• + 4 comments

    I am a beginner. If I found this place earlier, I would have not spent hours on this unclarified 'easy' question and doubt myself...... In conclusion, two interpretations on this question: 1. Just like what @thedurphy said, this interpretation of top view aligns with this Youtube video and GFG. And code in Python can be like this (Although it does not pass all tests, it aligns with first interpretation):

    def topView(root):
        from collections import defaultdict
        queue=[(root,0)]
        hashtable=defaultdict(lambda:[]) 
        for node,level in queue: #level=x-coordinator
            if node!=None:
                hashtable[level].append(node.data) #hashtable, collect node data with the same level#
                queue.extend([(node.left,level-1),(node.right,level+1)]) #add node in sublevel to queue
        if hashtable !=None:
            for level in xrange(min(hashtable.keys()),max(hashtable.keys())+1):
                print hashtable[level][0], #TOPVIEW
        else:
            return None
    
    1. Another interpretation is provided by @trideceth12, which is aligned with all test cases.

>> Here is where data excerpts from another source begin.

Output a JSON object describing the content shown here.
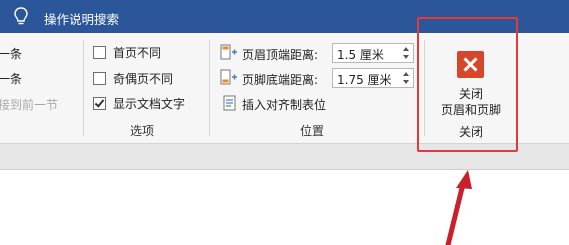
{
  "titlebar": {
    "tell_me": "操作说明搜索"
  },
  "navigation": {
    "prev": "一条",
    "next": "一条",
    "link_previous": "接到前一节"
  },
  "options": {
    "different_first_page": {
      "label": "首页不同",
      "checked": false
    },
    "different_odd_even": {
      "label": "奇偶页不同",
      "checked": false
    },
    "show_document_text": {
      "label": "显示文档文字",
      "checked": true
    },
    "group_label": "选项"
  },
  "position": {
    "header_from_top": {
      "label": "页眉顶端距离:",
      "value": "1.5 厘米"
    },
    "footer_from_bottom": {
      "label": "页脚底端距离:",
      "value": "1.75 厘米"
    },
    "insert_alignment_tab": {
      "label": "插入对齐制表位"
    },
    "group_label": "位置"
  },
  "close": {
    "button_line1": "关闭",
    "button_line2": "页眉和页脚",
    "group_label": "关闭"
  },
  "colors": {
    "titlebar": "#2b579a",
    "highlight": "#e03b3b",
    "close_icon": "#d5472b"
  }
}
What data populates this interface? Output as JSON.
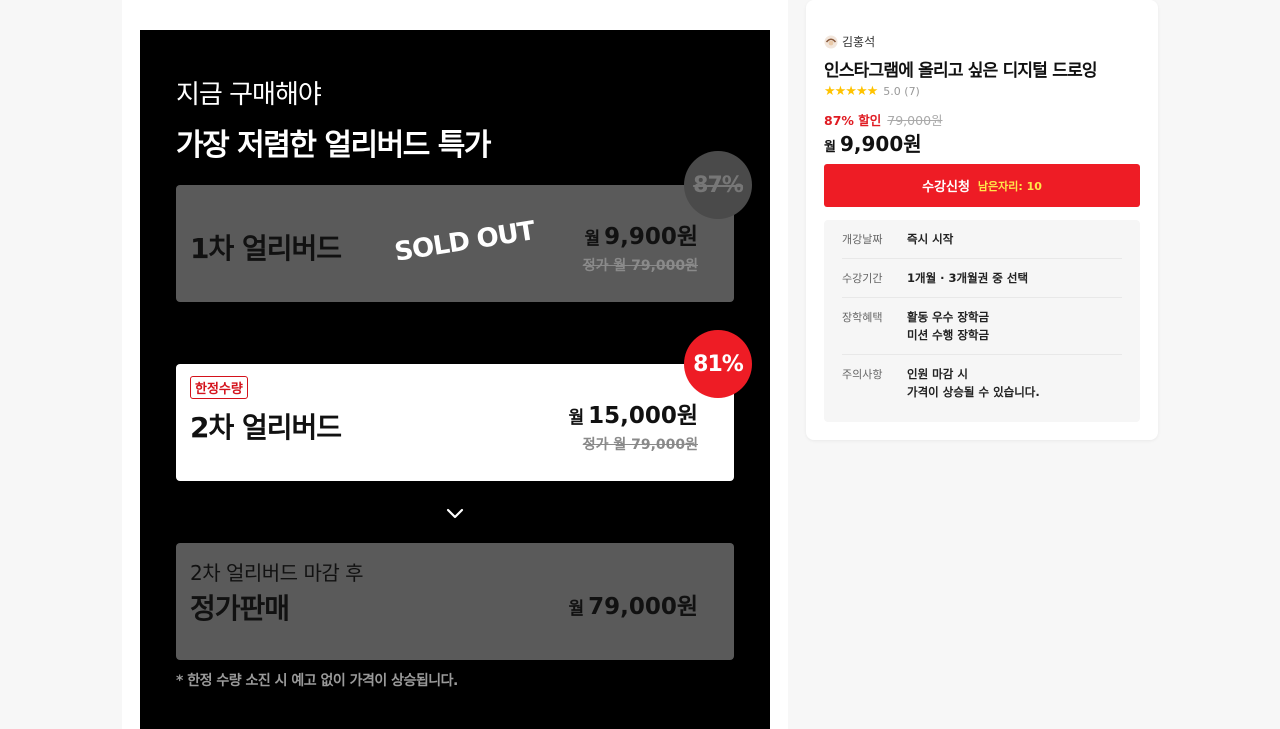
{
  "promo": {
    "subtitle": "지금 구매해야",
    "title": "가장 저렴한 얼리버드 특가",
    "tiers": [
      {
        "name": "1차 얼리버드",
        "status": "SOLD OUT",
        "price_unit": "월",
        "price": "9,900원",
        "regular": "정가 월 79,000원",
        "discount_badge": "87%"
      },
      {
        "tag": "한정수량",
        "name": "2차 얼리버드",
        "price_unit": "월",
        "price": "15,000원",
        "regular": "정가 월 79,000원",
        "discount_badge": "81%"
      }
    ],
    "after": {
      "label": "2차 얼리버드 마감 후",
      "name": "정가판매",
      "price_unit": "월",
      "price": "79,000원"
    },
    "note": "* 한정 수량 소진 시 예고 없이 가격이 상승됩니다."
  },
  "card": {
    "instructor": "김홍석",
    "title": "인스타그램에 올리고 싶은 디지털 드로잉",
    "stars": "★★★★★",
    "rating": "5.0 (7)",
    "discount": "87% 할인",
    "original_price": "79,000원",
    "price_unit": "월",
    "price": "9,900원",
    "enroll_label": "수강신청",
    "seats_left": "남은자리: 10",
    "info": [
      {
        "key": "개강날짜",
        "lines": [
          "즉시 시작"
        ]
      },
      {
        "key": "수강기간",
        "lines": [
          "1개월 · 3개월권 중 선택"
        ]
      },
      {
        "key": "장학혜택",
        "lines": [
          "활동 우수 장학금",
          "미션 수행 장학금"
        ]
      },
      {
        "key": "주의사항",
        "lines": [
          "인원 마감 시",
          "가격이 상승될 수 있습니다."
        ]
      }
    ]
  },
  "colors": {
    "accent_red": "#ee1c25",
    "seats_yellow": "#ffe74a",
    "star_yellow": "#ffc300"
  },
  "icons": {
    "instructor": "avatar-icon",
    "scroll": "chevron-down-icon"
  }
}
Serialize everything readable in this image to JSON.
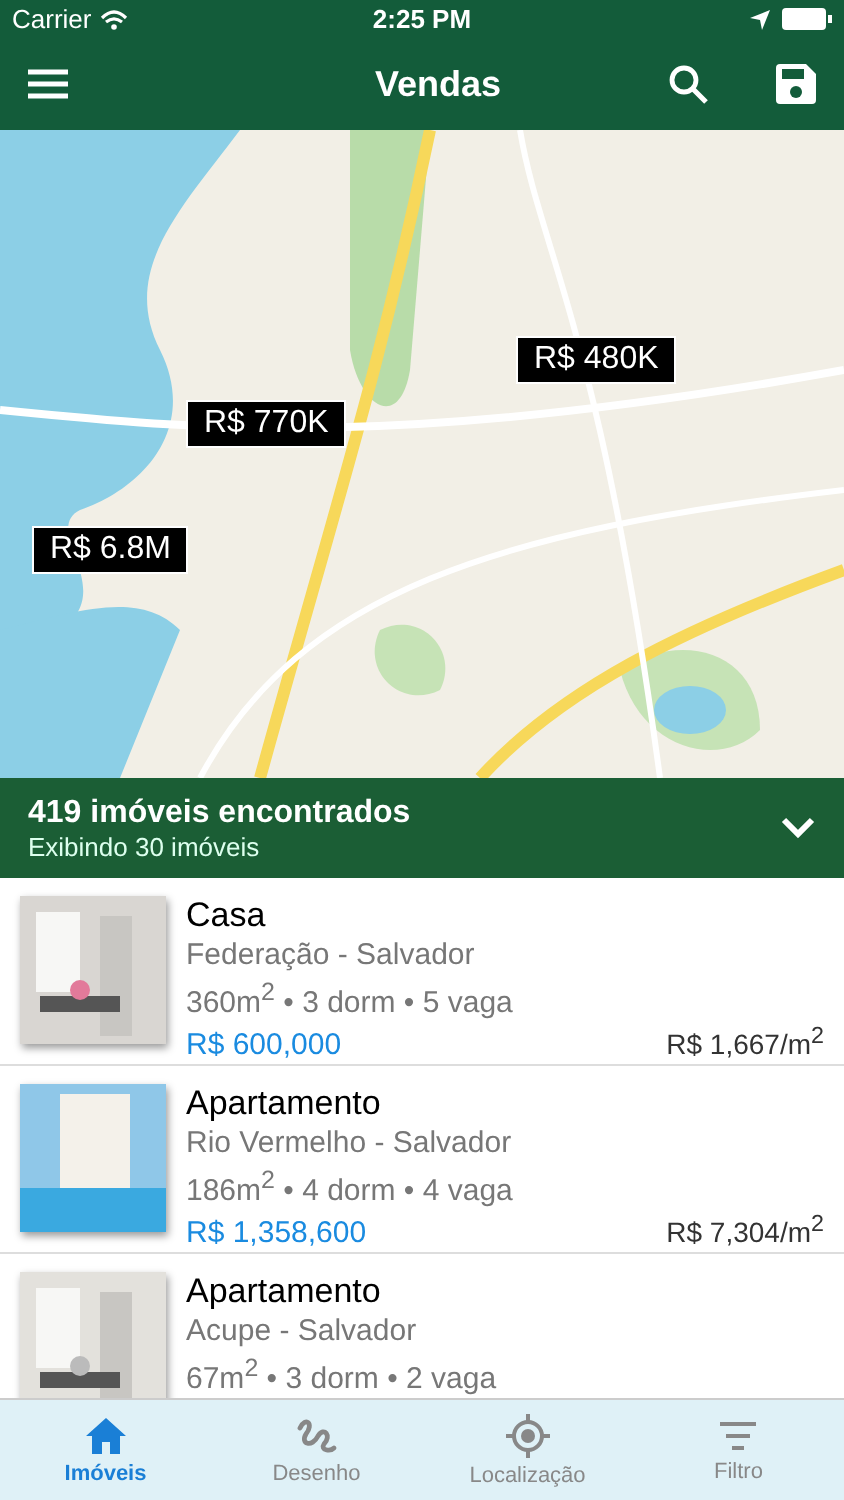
{
  "status_bar": {
    "carrier": "Carrier",
    "time": "2:25 PM"
  },
  "nav": {
    "title": "Vendas"
  },
  "map": {
    "markers": [
      {
        "label": "R$ 480K"
      },
      {
        "label": "R$ 770K"
      },
      {
        "label": "R$ 6.8M"
      }
    ]
  },
  "summary": {
    "title": "419 imóveis encontrados",
    "subtitle": "Exibindo 30 imóveis"
  },
  "listings": [
    {
      "type": "Casa",
      "location": "Federação - Salvador",
      "details": "360m$^{2}$ • 3 dorm • 5 vaga",
      "price": "R$ 600,000",
      "price_per_m2": "R$ 1,667/m$^{2}$"
    },
    {
      "type": "Apartamento",
      "location": "Rio Vermelho - Salvador",
      "details": "186m$^{2}$ • 4 dorm • 4 vaga",
      "price": "R$ 1,358,600",
      "price_per_m2": "R$ 7,304/m$^{2}$"
    },
    {
      "type": "Apartamento",
      "location": "Acupe - Salvador",
      "details": "67m$^{2}$ • 3 dorm • 2 vaga"
    }
  ],
  "tabs": [
    {
      "label": "Imóveis",
      "selected": true
    },
    {
      "label": "Desenho",
      "selected": false
    },
    {
      "label": "Localização",
      "selected": false
    },
    {
      "label": "Filtro",
      "selected": false
    }
  ]
}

Although I doubt this interpretation, I still created the Python code for it:
    def topView(root):
        #start with left most leaf
        if root.left:
            printleftside(root.left) #print left side top view, from bottom to top (left to right)
        print root.data, #print root
        if root.right:
            printrightside(root.right) #print right side top view, from top to bottom (left to right)
    
    def printleftside(node):
        if node:
            printleftside(node.left)
        else:
            return
        print node.data,
    
    def printrightside(node):
        if node:
            print node.data,
            printrightside(node.right)
        else:
            return
    

    In the end, WHAT do we use TOPVIEW for in terms of both interpretations?